Den Berliner Betriebswirt Stefan Schridde stört, dass Produkte schneller kaputt gehen, als es den Käufern recht ist – obwohl das gar nicht nötig wäre und die Industrie auch anders könnte. Dahinter steckt die „geplante Obsoleszenz“, ein zielgerichteter Verschleiß, gegen den der Berliner eine beeindruckende Bewegung ins Leben gerufen hat: „Murks? Nein Danke!“. Unter diesem Motto stehen inzwischen ein Portal und ein Verein, der aktiv vorgeht gegen Produkte, bei denen gemurkst wird.
Auch ein Buch hat er geschrieben: „Murks? Nein danke!“ führt den Leser auf etwa 250 Seiten hervorragend in das Thema ein.
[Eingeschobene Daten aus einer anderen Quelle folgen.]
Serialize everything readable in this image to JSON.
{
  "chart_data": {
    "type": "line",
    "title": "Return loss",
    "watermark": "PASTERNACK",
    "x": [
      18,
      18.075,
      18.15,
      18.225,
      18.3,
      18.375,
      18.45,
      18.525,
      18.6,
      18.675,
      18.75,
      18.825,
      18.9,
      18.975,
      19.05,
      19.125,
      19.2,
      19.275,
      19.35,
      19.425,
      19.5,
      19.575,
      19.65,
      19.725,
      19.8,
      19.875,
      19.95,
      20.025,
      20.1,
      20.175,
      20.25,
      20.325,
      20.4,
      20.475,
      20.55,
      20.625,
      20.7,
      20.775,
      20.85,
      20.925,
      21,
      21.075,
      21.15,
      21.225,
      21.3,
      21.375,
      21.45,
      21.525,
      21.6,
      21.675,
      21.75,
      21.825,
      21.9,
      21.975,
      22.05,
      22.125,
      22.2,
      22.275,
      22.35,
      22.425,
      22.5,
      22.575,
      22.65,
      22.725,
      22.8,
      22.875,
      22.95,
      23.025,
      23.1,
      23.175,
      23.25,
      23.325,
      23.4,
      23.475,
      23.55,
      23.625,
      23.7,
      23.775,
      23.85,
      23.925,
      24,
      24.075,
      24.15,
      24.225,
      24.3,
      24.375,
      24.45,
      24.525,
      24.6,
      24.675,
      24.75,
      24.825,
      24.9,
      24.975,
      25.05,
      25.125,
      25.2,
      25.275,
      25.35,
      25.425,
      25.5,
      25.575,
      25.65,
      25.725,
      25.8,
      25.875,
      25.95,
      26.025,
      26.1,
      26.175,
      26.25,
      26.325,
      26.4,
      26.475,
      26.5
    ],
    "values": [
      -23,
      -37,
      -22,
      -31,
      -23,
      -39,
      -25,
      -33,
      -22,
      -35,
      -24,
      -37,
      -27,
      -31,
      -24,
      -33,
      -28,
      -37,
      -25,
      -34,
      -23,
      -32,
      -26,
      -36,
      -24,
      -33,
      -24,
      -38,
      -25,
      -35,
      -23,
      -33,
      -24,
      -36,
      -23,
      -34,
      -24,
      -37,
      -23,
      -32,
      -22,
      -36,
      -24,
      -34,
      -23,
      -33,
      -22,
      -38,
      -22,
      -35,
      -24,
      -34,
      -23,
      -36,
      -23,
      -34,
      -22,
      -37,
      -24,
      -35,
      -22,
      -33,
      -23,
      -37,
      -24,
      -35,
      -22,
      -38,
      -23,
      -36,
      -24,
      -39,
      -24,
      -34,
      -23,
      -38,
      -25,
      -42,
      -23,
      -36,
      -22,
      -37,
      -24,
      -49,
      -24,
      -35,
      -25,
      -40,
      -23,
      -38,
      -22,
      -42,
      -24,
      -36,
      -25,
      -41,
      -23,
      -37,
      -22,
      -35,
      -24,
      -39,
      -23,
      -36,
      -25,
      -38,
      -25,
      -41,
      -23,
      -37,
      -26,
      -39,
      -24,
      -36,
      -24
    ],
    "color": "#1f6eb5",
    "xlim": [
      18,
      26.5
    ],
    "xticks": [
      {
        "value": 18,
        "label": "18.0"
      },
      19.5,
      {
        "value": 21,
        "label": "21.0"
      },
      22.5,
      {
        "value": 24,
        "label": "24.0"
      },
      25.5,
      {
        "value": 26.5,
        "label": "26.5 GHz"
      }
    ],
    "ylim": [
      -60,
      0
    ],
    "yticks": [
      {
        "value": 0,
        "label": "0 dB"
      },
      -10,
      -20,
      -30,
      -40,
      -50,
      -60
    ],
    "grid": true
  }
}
Man erfährt, was Murks ist und wo man ihn finden kann. Die Liste der Belege, die Schridde dabei vorlegt, ist erdrückend: Von schlecht genähter Kleidung über Fernseher und Notebooks mit merkwürdigen Ausfällen bis hin zum Mindesthaltbarkeitsdatum (eben kein Verfallsdatum) ist alles dabei. Wer das gelesen hat, kauft mit anderen Augen ein.
Schridde wendet sich auch den zahlreichen Mythen zu, mit denen die Hersteller uns einreden wollen, warum der Murks zu akzeptieren, ja irgendwie richtig und wichtig sei. Schön ist, dass der Betriebswirt weiß, wovon er schreibt, wenn er sein Anliegen kraftvoll und unterhaltsam vorbringt. Und er weiß auch, dass es alternative Wege gibt – zum Beispiel eine Kreislaufwirtschaft. Wir haben ihm ein paar Fragen gestellt.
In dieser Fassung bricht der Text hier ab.